The upcoming budget for the 2013-14 fiscal would see no change in corporate tax,

Finance Minister AMA Muhith yesterday dropped a broader hint that there would be no change in the corporate tax in next budget as business leaders urged for a restructuring to boost corporate earnings and help revive the capital market.

He gave the indication at a joint pre-budget meeting of National Board of Revenue and the Federation of Bangladesh Chambers of Commerce and Industry (FBCCI) at a hotel in Dhaka.

Muhith said the previous four years’ budget had seen futile attempts in rationalising the corporate tax. As a result, the government has decided to keep corporate tax at their existing levels.

Since starting of the pre-budget discussion, business leaders have been demanding a restructuring in the corporate tax regime.

NBR Chairman Ghulam Hussain, convener of the meeting, said the board held 51 meetings with different business organisations and received around 2000 proposals for accommodating in the budget for the fiscal 2013-14.

Out of them, the NBR considered 420 proposals for the coming budget including 97 on income tax, 189 on tariffs and duties and 134 on VAT, he said.

“We are very close to the revenue collection target that we set for the ongoing budget,” Hussain added.

Syed Sadat Almas Kabir, acting president of Bangladesh Association of Software and Information Services, proposed withdrawal of the 15% VAT on internet services, demanded tax-free facility for five years for e-commerce transactions and digitisation of the VAT collection system.

In response, the finance minister assured that efforts were on to automate the VAT collection system as soon as possible and then gradually strengthen it.

Some business leaders, including Faridpur Chamber President Awlad Hossain Babar, suggested that the NBR should expand the net of tax-payers through field level drives rather than imposing additional taxes on the existing payers.

Dhaka Chamber President Sabur Khan suggested that if the government could make having Tax Identification Numbers (TIN) mandatory for those who have trade licenses and are enlisted with the Registrar of Joint Stock Companies, revenue collection would surely increase.

Former FBCCI president AK Azad stressed on reducing of tax on capital machinery from 3% to -1% and that on basic raw materials from 5% to 2%.

In reply, Muhith said the government was trying to spread the net of tax payers, although admitting that the drive was not strong enough.

The minister assured that the government was going to consider reduction of tax on capital machinery and compulsory TIN for trade license holders in the coming budget.

Chittagong Chamber President Azizur Rahman stressed on macroeconomic components like rural firming, special allocation for river dredging, structural development of the 291 tax stations, increasing allocation for the import of modern arms and equal allocation of wealth.

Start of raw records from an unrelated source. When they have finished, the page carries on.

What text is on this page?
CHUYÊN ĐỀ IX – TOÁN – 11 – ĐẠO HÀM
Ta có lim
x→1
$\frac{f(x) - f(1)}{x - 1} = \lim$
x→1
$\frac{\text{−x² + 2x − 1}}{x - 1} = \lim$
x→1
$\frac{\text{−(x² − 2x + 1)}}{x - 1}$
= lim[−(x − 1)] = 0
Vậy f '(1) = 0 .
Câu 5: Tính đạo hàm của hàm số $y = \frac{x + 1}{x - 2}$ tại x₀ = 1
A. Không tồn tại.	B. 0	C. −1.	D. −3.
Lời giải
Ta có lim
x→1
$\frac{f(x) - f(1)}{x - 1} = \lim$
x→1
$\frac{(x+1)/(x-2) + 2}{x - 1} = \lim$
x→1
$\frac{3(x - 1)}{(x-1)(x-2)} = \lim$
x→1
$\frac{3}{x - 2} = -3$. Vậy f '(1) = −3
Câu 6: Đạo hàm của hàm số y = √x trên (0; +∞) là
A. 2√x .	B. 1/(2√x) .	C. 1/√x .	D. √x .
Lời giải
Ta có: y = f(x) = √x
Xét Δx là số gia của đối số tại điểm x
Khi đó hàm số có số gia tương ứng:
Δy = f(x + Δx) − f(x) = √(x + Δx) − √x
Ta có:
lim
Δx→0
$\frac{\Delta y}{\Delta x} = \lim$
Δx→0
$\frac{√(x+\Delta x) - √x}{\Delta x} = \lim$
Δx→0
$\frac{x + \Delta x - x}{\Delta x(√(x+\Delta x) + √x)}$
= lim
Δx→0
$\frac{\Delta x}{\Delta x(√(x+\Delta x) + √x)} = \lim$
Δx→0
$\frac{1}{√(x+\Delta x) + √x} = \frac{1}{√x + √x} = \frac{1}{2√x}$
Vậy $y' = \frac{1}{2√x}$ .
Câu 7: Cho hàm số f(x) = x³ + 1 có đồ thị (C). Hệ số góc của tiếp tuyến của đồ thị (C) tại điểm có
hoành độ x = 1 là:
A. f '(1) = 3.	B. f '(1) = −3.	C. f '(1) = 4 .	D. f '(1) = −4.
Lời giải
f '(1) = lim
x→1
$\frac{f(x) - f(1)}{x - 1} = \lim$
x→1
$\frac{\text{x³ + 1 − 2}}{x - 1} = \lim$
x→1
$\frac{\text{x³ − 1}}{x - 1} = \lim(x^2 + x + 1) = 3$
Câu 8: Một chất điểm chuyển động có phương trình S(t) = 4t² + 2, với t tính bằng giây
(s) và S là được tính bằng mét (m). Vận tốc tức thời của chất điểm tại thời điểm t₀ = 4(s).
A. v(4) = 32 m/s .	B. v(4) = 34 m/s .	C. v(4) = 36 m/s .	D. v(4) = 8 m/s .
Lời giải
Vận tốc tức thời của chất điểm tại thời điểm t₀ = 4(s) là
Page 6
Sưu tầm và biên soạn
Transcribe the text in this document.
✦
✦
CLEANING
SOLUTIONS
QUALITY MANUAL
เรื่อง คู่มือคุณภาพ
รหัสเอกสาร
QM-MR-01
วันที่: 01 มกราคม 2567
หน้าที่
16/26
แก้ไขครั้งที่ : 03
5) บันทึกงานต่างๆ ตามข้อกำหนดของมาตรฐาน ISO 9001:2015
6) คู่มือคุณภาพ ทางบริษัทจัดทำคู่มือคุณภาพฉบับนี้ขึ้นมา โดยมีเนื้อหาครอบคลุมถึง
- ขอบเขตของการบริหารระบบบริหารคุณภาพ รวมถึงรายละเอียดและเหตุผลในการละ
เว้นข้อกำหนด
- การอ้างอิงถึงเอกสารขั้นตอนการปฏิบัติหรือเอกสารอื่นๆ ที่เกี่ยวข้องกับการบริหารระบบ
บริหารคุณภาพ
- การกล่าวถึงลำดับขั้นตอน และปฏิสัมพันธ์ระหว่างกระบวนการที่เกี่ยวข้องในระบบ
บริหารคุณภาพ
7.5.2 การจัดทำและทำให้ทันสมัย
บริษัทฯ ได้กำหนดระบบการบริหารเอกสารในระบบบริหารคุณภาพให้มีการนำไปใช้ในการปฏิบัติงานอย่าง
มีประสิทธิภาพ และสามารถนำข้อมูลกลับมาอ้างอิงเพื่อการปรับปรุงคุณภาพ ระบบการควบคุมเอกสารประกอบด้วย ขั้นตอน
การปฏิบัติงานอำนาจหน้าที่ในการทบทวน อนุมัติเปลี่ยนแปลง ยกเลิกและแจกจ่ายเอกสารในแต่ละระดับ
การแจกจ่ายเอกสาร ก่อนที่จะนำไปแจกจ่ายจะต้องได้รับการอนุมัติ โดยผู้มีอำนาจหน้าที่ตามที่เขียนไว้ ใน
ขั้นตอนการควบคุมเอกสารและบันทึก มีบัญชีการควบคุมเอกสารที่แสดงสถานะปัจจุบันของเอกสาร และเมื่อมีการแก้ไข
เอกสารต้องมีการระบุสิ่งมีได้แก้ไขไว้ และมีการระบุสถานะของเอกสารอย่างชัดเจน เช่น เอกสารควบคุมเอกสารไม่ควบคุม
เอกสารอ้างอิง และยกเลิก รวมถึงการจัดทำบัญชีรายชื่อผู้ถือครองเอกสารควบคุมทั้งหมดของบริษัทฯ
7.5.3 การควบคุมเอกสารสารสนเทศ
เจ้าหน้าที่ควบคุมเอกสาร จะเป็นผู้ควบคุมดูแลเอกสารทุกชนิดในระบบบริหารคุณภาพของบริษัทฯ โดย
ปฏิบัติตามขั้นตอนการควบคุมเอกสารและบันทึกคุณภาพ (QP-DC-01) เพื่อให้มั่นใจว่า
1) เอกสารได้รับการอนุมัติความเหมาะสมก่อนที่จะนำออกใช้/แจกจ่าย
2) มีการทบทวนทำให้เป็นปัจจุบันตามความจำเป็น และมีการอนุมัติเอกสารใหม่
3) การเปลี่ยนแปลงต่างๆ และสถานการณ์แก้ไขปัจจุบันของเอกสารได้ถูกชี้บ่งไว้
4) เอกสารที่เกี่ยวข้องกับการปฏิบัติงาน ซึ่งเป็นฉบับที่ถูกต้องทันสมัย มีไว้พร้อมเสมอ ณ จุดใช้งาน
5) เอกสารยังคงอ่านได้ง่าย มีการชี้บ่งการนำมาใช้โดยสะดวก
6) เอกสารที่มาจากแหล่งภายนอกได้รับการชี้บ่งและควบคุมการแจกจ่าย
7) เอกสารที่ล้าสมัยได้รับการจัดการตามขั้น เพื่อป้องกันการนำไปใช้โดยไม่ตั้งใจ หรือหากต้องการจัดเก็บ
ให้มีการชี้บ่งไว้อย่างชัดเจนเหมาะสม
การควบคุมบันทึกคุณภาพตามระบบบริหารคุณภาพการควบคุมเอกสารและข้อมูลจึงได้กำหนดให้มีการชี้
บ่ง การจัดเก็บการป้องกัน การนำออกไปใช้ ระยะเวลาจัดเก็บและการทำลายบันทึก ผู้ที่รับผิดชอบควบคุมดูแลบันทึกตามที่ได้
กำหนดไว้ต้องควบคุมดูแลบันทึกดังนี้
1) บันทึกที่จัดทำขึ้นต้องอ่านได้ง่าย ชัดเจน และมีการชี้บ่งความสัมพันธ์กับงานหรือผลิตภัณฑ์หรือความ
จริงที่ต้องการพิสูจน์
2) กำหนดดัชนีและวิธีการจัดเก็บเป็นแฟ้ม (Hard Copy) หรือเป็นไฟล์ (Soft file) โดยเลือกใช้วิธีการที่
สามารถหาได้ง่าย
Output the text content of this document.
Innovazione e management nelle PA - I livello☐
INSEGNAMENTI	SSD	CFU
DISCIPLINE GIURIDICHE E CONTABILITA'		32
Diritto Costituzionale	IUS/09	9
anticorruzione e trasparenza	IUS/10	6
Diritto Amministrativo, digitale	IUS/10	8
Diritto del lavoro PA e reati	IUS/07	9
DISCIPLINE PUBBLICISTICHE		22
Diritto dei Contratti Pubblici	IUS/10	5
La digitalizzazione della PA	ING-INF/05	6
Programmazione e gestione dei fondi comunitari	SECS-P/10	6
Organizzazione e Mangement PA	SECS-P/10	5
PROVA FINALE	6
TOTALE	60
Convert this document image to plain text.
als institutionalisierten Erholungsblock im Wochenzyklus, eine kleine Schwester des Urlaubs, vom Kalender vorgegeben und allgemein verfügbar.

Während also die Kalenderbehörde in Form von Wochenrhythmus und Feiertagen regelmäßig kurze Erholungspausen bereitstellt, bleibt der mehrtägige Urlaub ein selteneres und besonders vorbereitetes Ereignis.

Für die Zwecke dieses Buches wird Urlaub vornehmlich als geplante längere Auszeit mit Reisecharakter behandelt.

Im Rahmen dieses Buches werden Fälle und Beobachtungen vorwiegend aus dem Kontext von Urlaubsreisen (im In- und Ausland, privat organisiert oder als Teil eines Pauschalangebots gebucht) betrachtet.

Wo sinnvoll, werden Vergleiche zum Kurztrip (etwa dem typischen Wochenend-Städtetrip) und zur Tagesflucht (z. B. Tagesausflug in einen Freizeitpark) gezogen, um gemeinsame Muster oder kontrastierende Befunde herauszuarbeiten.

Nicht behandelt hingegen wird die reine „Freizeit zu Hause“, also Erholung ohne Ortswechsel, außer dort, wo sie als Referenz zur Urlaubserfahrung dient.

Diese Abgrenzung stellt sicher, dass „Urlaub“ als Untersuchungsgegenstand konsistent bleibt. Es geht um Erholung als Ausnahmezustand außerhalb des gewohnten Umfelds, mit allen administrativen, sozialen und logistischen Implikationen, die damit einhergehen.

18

“The government has already invested money on rural development and was working for developing the rural sector,” was Muhith’s response.

Atiqul Islam, president of Bangladesh Garments Manufacturers and Exporters Association (BGMEA), demanded Tk3bn allocation at 5% interest rate for the readymade garment sector for ensuring safety and compliance at the factories.

Hatem Ali, vice-president of Bangladesh Knitwear Manufacturers and Exporters Association (BKMEA), proposed that the garment sector be exempted from submitting VAT return every month.

He also proposed that the government should cancel the 5% tax that firms have to pay for local Letters of Credit (LC), although he said the provision should remain for international LCs.

FBCCI Director Sahadat Majumder said the manpower recruiting agents should be exempted from certain percentage of taxes as the manpower exporting sector was one of the most important in the economy.

The finance minister in response said that the government was aware of the development in the manpower exporting sector.

FBCCI President Kazi Akram Uddin Ahmad said revenue collection might be plunged into uncertainty if the NBR cancels the Pre-Shipment Inspection (PSI) system before implementing the valuation database system.

He also said a special fund of Tk1bn should be allocated for women empowerment and developing women entrepreneurs.

Akram Uddin also placed a 21-point demand including reduction of tax on the import of capital machinery and basic raw materials, introducing automation system at the ports and continuation of the PSI system.